Presented here are the structured spreadsheets that can either be used alone to capture network structure, or then combined with the software tools (link to repo to follow) to produce a variety of network outputs (e.g. Neo4J databases, GraphViz files, etc). These sheets have been developed and refined over a number of projects (Algorithmic Indexing, MapUKHE, ActEarly) to support gathering network/graph data of relationships for systems mapping or complex network analysis. They are a convenient and structured way of collecting and storing systems mapping data, and as their structure is fairly intuitive, importing them into a variety of different software packages is straightforward.
The spreadsheets have two versions, one for the collection of information about nodes and the other for the collection of relationship data. They are separated this way as it allows for easier collection of attributes (both node and edge attributes) and one-to-many relationships (where one node connects to many other nodes).
It should be noted that any attribute containing the string 'date' within it will be treated as a date object and therefore should follow the date pattern YYYY-MM-DD. The program also expects that the first line of the file is the header information; do not deviate from the header column names.
As a minimum, nodes must have a type and one attribute which uniquely identifies that node, they can then have any number of further attributes. The structure of the nodes sheet can be seen in file nodes_sheet.png, and a CSV/xlsx version is available as well.
As shown in the image, the nodes sheet is relatively simple. The first column records the node type (we will add notes on how to choose types etc later), the second column records the label of the first attribute, and the third column the value of that attribute. The rest of the columns record pairs of attributes, label name and value, and can be expanded to accommodate any number of attributes. One attribute needs to uniquely identify the node, and we recommend that this be recorded first as in many cases that might be the only attribute. Think of this as the unique ID of the node; it can be a string label (but make sure you are perfectly consistent) or a number etc. It should be noted that not all output formats support attributes on nodes in the same way.

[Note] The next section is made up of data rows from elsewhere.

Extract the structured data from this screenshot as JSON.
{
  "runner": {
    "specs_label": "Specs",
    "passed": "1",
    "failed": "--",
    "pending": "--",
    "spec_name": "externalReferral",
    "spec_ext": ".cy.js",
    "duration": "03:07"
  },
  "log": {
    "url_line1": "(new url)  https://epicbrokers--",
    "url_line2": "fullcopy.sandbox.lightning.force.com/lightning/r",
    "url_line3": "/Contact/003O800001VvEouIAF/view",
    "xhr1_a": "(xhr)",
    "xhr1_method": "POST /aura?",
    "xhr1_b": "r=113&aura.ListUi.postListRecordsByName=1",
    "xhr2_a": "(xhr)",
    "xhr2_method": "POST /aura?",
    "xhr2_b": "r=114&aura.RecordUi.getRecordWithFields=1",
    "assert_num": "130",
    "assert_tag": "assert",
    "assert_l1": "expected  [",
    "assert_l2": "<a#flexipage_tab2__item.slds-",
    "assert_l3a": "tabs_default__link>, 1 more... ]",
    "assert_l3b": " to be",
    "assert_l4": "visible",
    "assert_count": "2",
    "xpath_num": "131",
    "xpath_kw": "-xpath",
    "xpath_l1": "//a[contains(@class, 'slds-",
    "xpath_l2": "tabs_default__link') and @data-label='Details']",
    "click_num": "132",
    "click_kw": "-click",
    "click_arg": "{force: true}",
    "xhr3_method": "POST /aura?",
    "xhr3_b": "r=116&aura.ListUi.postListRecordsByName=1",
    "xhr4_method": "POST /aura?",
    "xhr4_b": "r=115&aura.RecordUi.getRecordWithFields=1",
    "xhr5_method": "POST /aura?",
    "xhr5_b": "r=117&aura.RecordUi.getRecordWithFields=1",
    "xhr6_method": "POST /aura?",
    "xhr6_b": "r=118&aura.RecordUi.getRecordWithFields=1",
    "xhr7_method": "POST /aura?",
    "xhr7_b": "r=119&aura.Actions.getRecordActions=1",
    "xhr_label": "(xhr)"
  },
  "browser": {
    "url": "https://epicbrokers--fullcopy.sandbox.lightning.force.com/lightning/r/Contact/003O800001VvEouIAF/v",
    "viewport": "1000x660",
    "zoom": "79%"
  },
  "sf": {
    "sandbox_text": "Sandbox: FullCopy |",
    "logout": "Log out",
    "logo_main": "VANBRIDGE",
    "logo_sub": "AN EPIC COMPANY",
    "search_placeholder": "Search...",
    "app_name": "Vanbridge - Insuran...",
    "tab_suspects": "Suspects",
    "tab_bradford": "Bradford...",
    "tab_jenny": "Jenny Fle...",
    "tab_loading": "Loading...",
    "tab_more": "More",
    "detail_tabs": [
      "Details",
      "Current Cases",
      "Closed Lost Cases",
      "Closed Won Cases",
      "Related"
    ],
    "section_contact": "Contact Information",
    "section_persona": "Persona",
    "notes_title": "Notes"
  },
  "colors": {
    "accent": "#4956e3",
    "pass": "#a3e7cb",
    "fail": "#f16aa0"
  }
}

The relationship sheet is similar but slightly more complicated, see edges_sheet.png and the CSV/xlsx files. Relationships at a minimum need to have the type of the two nodes defined (node_type_1 and node_type_2), a match key for each node (the attribute label of the unique attribute of the nodes you are matching on, match_key_1 and match_key_2), and the corresponding match id (the value associated with the label of the unique attribute of the nodes, match_id_1 and match_id_2), and the relationship type (rel_type). These pieces of information uniquely identify the two nodes included in the relationship, and the type of relationship to be formed, and are stored first in the table. All further attributes are handled in the same way as for nodes, pairs of attribute labels and values and you can have as many as you want. It should be noted that not all output formats support attributes on relationships in the same way.
As shown in edges_sheet.png, for the relationships the required information to form the relationship is stored in the first columns of the file. Starting with the type of the nodes in the relationship, then the unique identifiers, and then the relationship type. Further attributes follow afterwards.
The 'match keys' are the attributes of the node that you are going to use to identify them, and the 'match id' is the expected value for that attribute that is used to search for the node to create the relationship. The naming of the id is important; it needs to be exactly the same (and unique to one node) as the value in the node database otherwise no relationship will be formed.